If you put your tropical fish tank on top of a radiator in winter, eventually you’ll be finding Nemo dead because the sudden fluctuations in water temperature will kill him. Changes in environment put stress on lifeforms that have evolved and adapted to succeed based on the collective experiences of their predecessors. Not all stress is fatal, of course, but it’s generally unpleasant and unwelcome.

For example, maybe you’ve been operating tour boats along the Cape Fear River in North Carolina for decades and suddenly realize that to keep barnacles from attaching to your boat you need to invest in an expensive antifouling paint. Maybe you’re having to deal with flooding from the river that is more frequent and extensive than anything you needed to worry about before. Maybe the river is suddenly brackish enough to support saltwater fish far upstream from the ocean.

Climate change causes problems irrespective of its causes, but it should be clear that God is not responsible for creating hog waste lagoons all across North Carolina or for storing coal ash in flood zones. If people want to protect their waterways from toxic pollution, they have a responsibility to use their brains rather than banking on divine benevolence.

Republicans haven’t always been in the business of denying climate change. Only ten years ago, John McCain and Sarah Palin ran a presidential campaign that included a plan for addressing the problem. Soon after their defeat, however, the Party was hijacked by energy lobbyists who have used every available resource, from the cable news to the pulpits, to raise doubt about whether the climate is changing and whether we can or should do anything about it even if it is.

The result can be seen everywhere, including in the areas recently ravaged by Hurricane Florence.

Plenty of residents in North Carolina’s southeastern corner still reject the science, attributing changing weather patterns to God and the cycle of nature. A group of college students fishing off a pier on the barrier island of Wrightsville Beach last week called climate change a “load of crap.” A surfer taking advantage of Hurricane Michael’s turbulent waves dismissed it as “propaganda.” A sunburned construction worker said it’s not worth worrying about because “God takes care of it.”

Who told them that climate change is “propaganda” and “a load of crap”? Who gave them the impression that God would take care of it?

Conservatives are famous for discovering empathy only when they’re directly impacted. It turns out that unemployment insurance is a good program when you get laid off, that federal health care research is a wise investment when your spouse gets cancer, that gay marriage and adoption are human rights when your son is gay. Predictably, attitudes about climate change have shifted among North Carolinian Republicans in the aftermath of the recent storms.

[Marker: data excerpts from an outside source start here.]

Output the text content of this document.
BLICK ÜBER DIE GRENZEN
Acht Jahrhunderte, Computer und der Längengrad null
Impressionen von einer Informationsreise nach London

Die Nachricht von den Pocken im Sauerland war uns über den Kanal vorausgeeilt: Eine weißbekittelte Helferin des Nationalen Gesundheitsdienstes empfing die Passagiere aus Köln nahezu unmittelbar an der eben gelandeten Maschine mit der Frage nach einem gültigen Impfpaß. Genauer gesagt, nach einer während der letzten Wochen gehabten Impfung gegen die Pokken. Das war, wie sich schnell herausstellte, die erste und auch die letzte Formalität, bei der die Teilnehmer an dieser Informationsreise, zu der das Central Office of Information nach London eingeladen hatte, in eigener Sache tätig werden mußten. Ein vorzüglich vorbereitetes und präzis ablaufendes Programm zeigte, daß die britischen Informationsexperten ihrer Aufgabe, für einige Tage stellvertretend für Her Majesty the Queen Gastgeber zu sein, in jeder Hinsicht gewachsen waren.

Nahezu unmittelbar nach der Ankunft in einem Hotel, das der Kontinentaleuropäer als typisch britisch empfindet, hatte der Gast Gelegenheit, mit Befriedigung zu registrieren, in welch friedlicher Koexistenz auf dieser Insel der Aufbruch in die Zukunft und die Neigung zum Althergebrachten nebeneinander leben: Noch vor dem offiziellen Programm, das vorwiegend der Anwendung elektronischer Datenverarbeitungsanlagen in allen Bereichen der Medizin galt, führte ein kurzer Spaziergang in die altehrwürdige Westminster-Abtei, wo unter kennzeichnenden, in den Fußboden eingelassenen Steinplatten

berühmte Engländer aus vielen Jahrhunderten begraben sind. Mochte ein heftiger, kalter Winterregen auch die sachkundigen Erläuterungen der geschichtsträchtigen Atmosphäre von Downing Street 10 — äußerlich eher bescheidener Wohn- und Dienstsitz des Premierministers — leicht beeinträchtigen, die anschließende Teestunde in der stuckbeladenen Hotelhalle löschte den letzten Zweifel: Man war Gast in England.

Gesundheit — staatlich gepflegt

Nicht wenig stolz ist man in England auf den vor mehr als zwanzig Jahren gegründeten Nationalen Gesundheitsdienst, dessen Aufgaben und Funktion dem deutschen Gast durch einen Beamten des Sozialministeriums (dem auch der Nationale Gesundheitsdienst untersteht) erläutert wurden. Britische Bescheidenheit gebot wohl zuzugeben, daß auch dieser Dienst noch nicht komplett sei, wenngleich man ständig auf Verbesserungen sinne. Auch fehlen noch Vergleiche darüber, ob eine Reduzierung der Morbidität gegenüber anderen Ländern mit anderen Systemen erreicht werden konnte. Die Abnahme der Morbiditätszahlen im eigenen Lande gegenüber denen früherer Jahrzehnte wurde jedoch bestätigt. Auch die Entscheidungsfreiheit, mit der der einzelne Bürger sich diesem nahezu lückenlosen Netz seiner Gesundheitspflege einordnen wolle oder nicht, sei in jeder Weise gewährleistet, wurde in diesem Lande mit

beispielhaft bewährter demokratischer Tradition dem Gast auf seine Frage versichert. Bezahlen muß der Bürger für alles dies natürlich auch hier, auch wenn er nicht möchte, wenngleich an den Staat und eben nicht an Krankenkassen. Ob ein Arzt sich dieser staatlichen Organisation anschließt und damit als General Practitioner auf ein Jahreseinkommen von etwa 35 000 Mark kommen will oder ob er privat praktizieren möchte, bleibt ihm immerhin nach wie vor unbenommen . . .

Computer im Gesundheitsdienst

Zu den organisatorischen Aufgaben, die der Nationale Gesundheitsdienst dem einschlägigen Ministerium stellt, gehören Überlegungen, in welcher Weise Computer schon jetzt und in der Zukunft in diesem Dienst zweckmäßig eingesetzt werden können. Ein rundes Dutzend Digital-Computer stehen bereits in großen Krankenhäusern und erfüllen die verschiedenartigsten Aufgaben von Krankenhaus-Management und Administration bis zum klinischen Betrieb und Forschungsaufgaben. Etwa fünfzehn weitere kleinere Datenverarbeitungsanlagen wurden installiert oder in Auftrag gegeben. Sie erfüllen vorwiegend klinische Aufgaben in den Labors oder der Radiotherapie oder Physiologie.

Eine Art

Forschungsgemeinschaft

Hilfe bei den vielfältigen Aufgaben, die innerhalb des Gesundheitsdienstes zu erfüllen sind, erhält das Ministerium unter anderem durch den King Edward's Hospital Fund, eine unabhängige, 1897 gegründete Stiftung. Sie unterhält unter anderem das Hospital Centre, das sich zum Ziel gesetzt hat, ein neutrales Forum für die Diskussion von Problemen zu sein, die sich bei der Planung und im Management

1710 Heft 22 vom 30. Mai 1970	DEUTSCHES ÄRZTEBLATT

An Elon University survey taken in early October, after Hurricane Florence hit, showed that 37 percent of Republicans believe global warming is “very likely” to negatively impact North Carolina coastal communities in the next 50 years. That is nearly triple the percentage of Republicans — 13 percent — who felt that way in 2017.

The percentage of Republicans who felt climate change is “not at all likely” to harm the state’s coastal communities dropped by 10 points over the past year — from 41 percent in 2017 to 31 percent now.

It’s encouraging to see that some conservatives are still capable of learning from direct experience even if it contradicts what they’re constantly told by their trusted news sources and religious leaders, but it’s in the nature of the climate change challenge that we can’t wait until we directly feel its effects to begin our work on stemming the rising tides.

That’s why I find the following completely un-encouraging:

It took a giant laurel oak puncturing her roof during Hurricane Florence last month for Margie White to consider that perhaps there was some truth to all the alarm bells over global warming.

“I always thought climate change was a bunch of nonsense, but now I really do think it is happening,” said White, a 65-year-old Trump supporter, as she and her young grandson watched workers haul away downed trees and other debris lining the streets of her posh seaside neighborhood last week, just as Hurricane Michael made landfall 700 miles away in the Florida Panhandle.

Who told Margie White that climate change is “a bunch of nonsense”?

She didn’t come to that conclusion about other science-related news. I’m sure she doesn’t doubt the meteorologists when they tell her it’s likely to rain or snow. She doesn’t doubt the warning labels on her cleaning solvents. She doesn’t take ten aspirin when they bottle says it’s only advisable to take two. But somehow she decided that climate change is a lie. She was taken for a ride by some of the most cynical people on Earth, and she’s not alone:

Nationally, a wide partisan chasm remains, with only 11 percent of Republicans describing climate change as a “very big” problem compared to 72 percent of Democrats, according to a new poll released this week by the Pew Research Center.

Barely one in ten Republicans nationally thinks that climate change is a “very big” problem, but ten in ten Republicans will believe it when a giant laurel oak punctures their roof. And that’s not even a valid scientific validation for the theory. It’s just the kind of direct experience with unpleasantness it seems take to get a conservative to care.